Personally, I think its brave of you to admit your feelings. Its not a popular choice, but only you can make the decision that will impact the life of you and your baby. I must say, I don't personally agree with abortion, but its also not my right to tell you what to do there.

I would highly recommend Planned Parenthood (http://www.plannedparenthood.org/). They are qualified to help you make the decision that you will have to live with for the rest of your life.

Good luck to you.

Leedee
Oct 22, 2007, 06:14 PM
I really feel for you hun. How old are you? Are you working? What's your homelife like?

I too had to make this desion many years ago and I don't regret it - I terminated knowing that I wasn't capable of caring for a child as they deserve. I now have 2 girls and trying for my 3rd.

You need to see your GP or speak to someone who can advise you of all your options, weather it be termination, adoption or keeping the baby.

Just remember its your choice and you are the one will have to live with it.

Best of luck and hope it all goes well.

angel_face16
Oct 26, 2007, 08:42 PM
I think you should talk to the father tell him. And he tell you that it might not be his just tell him you will do a blood test when the baby is born.
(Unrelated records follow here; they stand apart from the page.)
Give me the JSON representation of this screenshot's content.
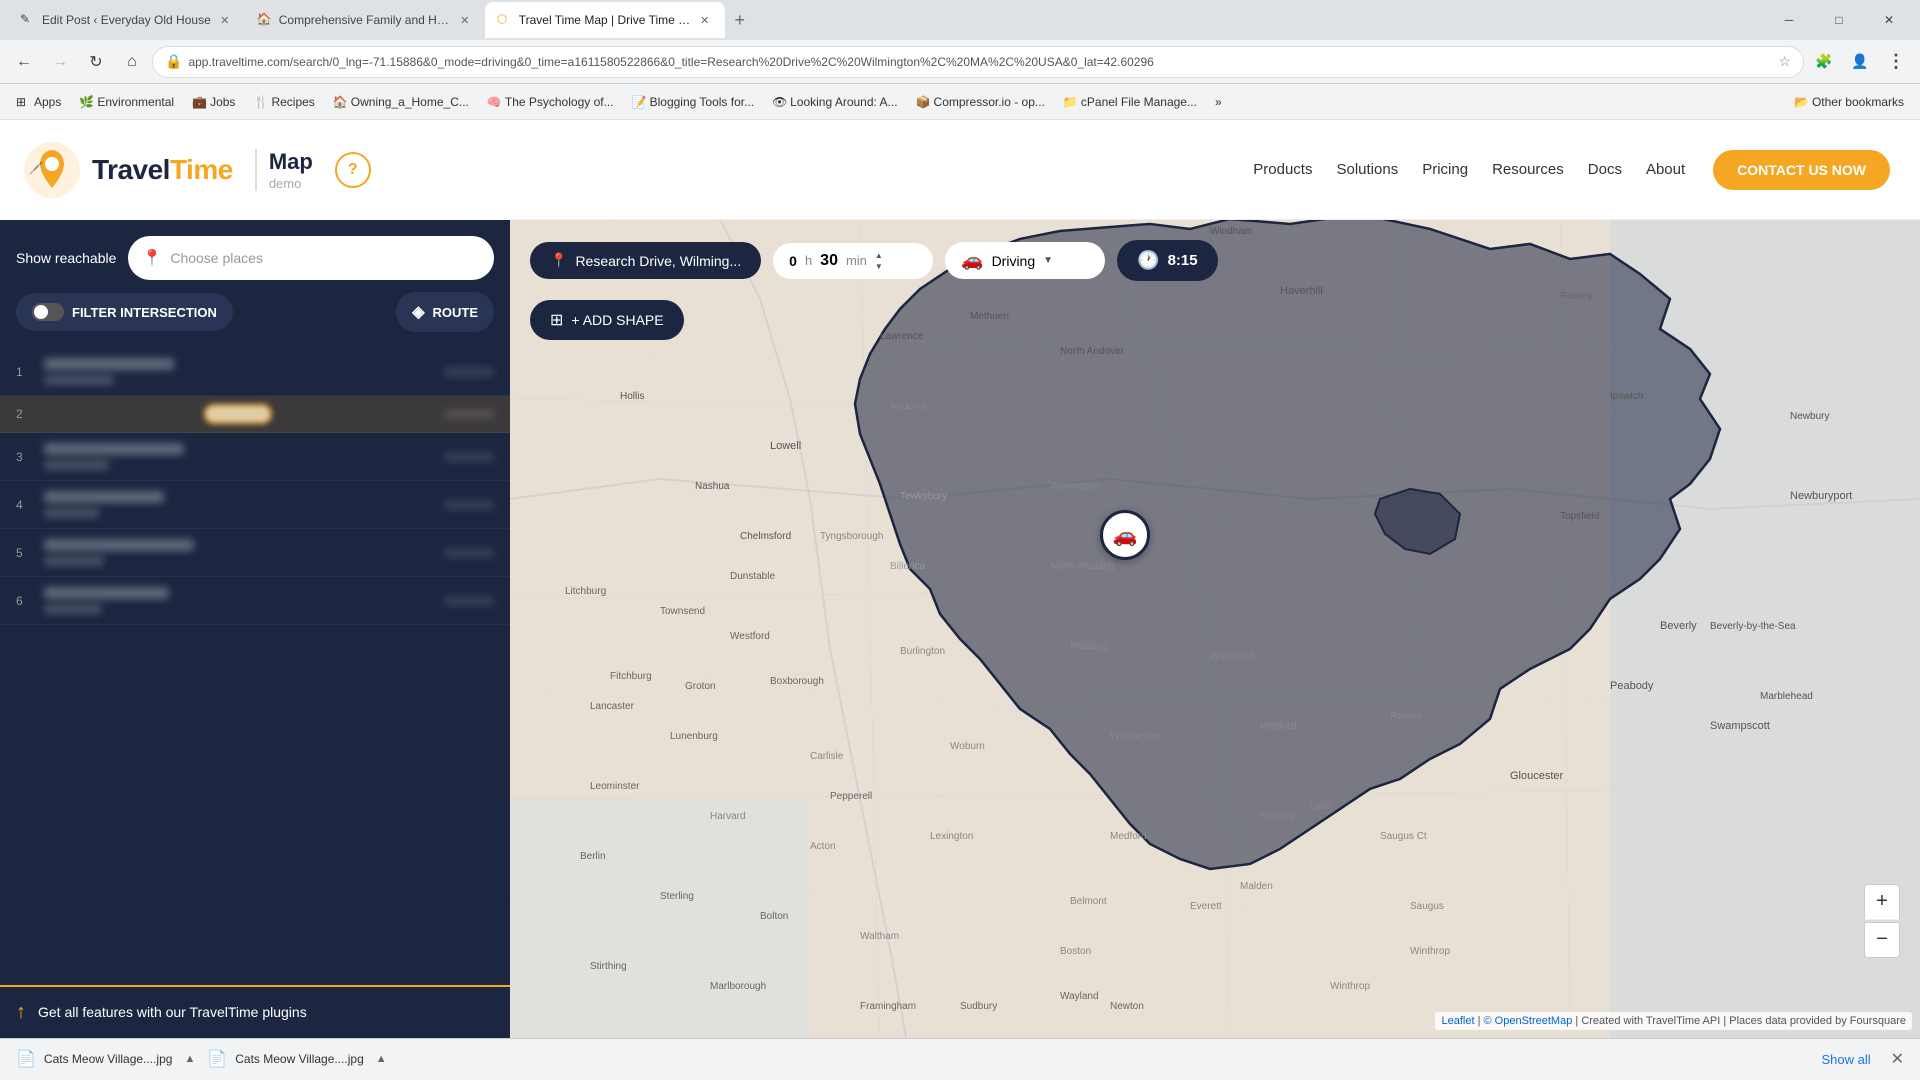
{
  "browser": {
    "tabs": [
      {
        "id": "tab-1",
        "title": "Edit Post ‹ Everyday Old House",
        "favicon_color": "#0a6640",
        "favicon_symbol": "✎",
        "active": false
      },
      {
        "id": "tab-2",
        "title": "Comprehensive Family and Home",
        "favicon_color": "#0a6640",
        "favicon_symbol": "🏠",
        "active": false
      },
      {
        "id": "tab-3",
        "title": "Travel Time Map | Drive Time Ra…",
        "favicon_color": "#f5a623",
        "favicon_symbol": "🗺",
        "active": true
      }
    ],
    "url": "app.traveltime.com/search/0_lng=-71.15886&0_mode=driving&0_time=a1611580522866&0_title=Research%20Drive%2C%20Wilmington%2C%20MA%2C%20USA&0_lat=42.60296",
    "window_controls": {
      "minimize": "─",
      "maximize": "□",
      "close": "✕"
    }
  },
  "bookmarks": [
    {
      "label": "Apps",
      "favicon": "⊞"
    },
    {
      "label": "Environmental",
      "favicon": "🌿"
    },
    {
      "label": "Jobs",
      "favicon": "💼"
    },
    {
      "label": "Recipes",
      "favicon": "🍴"
    },
    {
      "label": "Owning_a_Home_C...",
      "favicon": "🏠"
    },
    {
      "label": "The Psychology of...",
      "favicon": "🧠"
    },
    {
      "label": "Blogging Tools for...",
      "favicon": "📝"
    },
    {
      "label": "Looking Around: A...",
      "favicon": "👁"
    },
    {
      "label": "Compressor.io - op...",
      "favicon": "📦"
    },
    {
      "label": "cPanel File Manage...",
      "favicon": "📁"
    },
    {
      "label": "»",
      "favicon": ""
    },
    {
      "label": "Other bookmarks",
      "favicon": "📂"
    }
  ],
  "header": {
    "logo_left": "Travel",
    "logo_right": "Time",
    "map_label": "Map",
    "demo_label": "demo",
    "help_symbol": "?",
    "nav_items": [
      "Products",
      "Solutions",
      "Pricing",
      "Resources",
      "Docs",
      "About"
    ],
    "cta_label": "CONTACT US NOW"
  },
  "sidebar": {
    "show_reachable_label": "Show reachable",
    "places_placeholder": "Choose places",
    "filter_label": "FILTER INTERSECTION",
    "route_label": "ROUTE",
    "results": [
      {
        "num": "1",
        "blurred": true
      },
      {
        "num": "2",
        "blurred": true,
        "highlighted": true
      },
      {
        "num": "3",
        "blurred": true
      },
      {
        "num": "4",
        "blurred": true
      },
      {
        "num": "5",
        "blurred": true
      },
      {
        "num": "6",
        "blurred": true
      }
    ],
    "banner_text": "Get all features with our TravelTime plugins"
  },
  "map": {
    "location_label": "Research Drive, Wilming...",
    "time_hours": "0",
    "time_hours_label": "h",
    "time_minutes": "30",
    "time_minutes_label": "min",
    "transport_mode": "Driving",
    "time_display": "8:15",
    "add_shape_label": "+ ADD SHAPE",
    "car_symbol": "🚗",
    "zoom_in": "+",
    "zoom_out": "−",
    "attribution_leaflet": "Leaflet",
    "attribution_osm": "© OpenStreetMap",
    "attribution_api": "Created with TravelTime API",
    "attribution_places": "Places data provided by Foursquare"
  },
  "download_bar": {
    "items": [
      {
        "name": "Cats Meow Village....jpg",
        "icon": "📄"
      },
      {
        "name": "Cats Meow Village....jpg",
        "icon": "📄"
      }
    ],
    "show_all_label": "Show all",
    "close_symbol": "✕"
  },
  "colors": {
    "dark_navy": "#1c2640",
    "orange": "#f5a623",
    "map_overlay": "rgba(28,36,64,0.55)",
    "map_bg": "#e8e0d5"
  }
}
But don't kill the baby give the baby a chance to live. It was meant to be. And if you don't want to take care of it. They are people who can't have baies and would love to have one. I'm 18 and have a 1 year old daughter and she gets me mad but she is my life. And forget his new girlfreind it got nothing to do with her. Its you and your baby father.be strong don't let no one put you down or control u. step up and tell him stright up. If he don't want to keep it and you do child suport. And maybe later kicj his lol:) ;) :D

Synnen
Oct 26, 2007, 10:41 PM
i think u should talk to the father tell him. and he tell u that it might not be his just tell him u will do a blood test when the baby is born. but dont kill the baby give the baby a chance to live. it was ment to be. and if u dont want to take care of it. they are people who can't have baies and would love to have one. i'm 18 and have a 1 year old daughter and she gets me mad but she is my life. and forget his new girlfreind it got nothin to do with her. its you and ur baby father.be strong dont let no one put u down or control u. step up and tell him stright up. if he dont want to keep it and u do child suport. and maybe later kicj his lol:) ;) :D


Placing a child for adoption because there "are people who can't have baies and would love to have one" is NOT a good reason, not in totality.
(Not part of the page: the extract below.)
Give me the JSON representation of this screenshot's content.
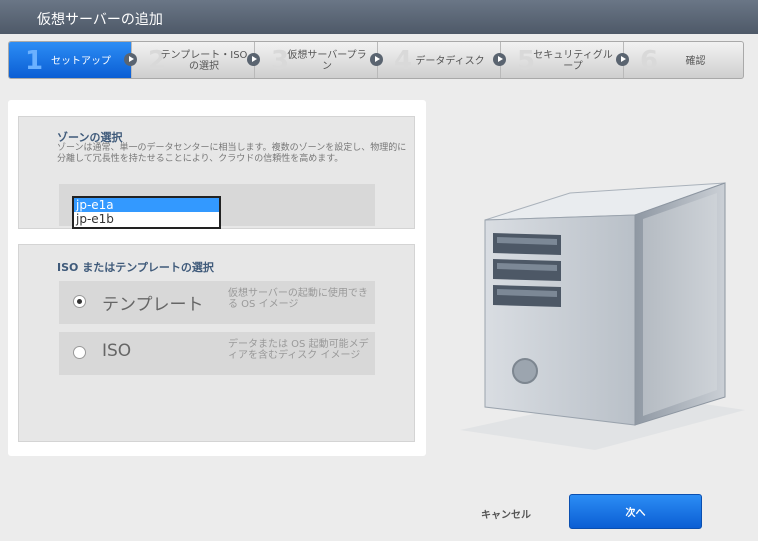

There are tons of options out there for infertility. Placing that guilt on a woman --shame on you! That they can't have babies isn't HER problem!

I really freaking hate that argument for adoption. If you were close to ANY part of that triad, you would understand that you are suggesting a very serious choice, with extremely painful lasting consequences for everyone involved.

I don't care what your stance on abortion is--suggestion adoption as an alternative to "murder" is extremely condescending, and is another form of coercion.

Choosing to place a child for adoption should be a loving choice, because it is in the CHILD'S best interests, and the birthmother's best interests. It should have absolutely NOTHING to do with the fact that there are people (people who could EASILY adopt older children) who will settle for nothing less than an infant.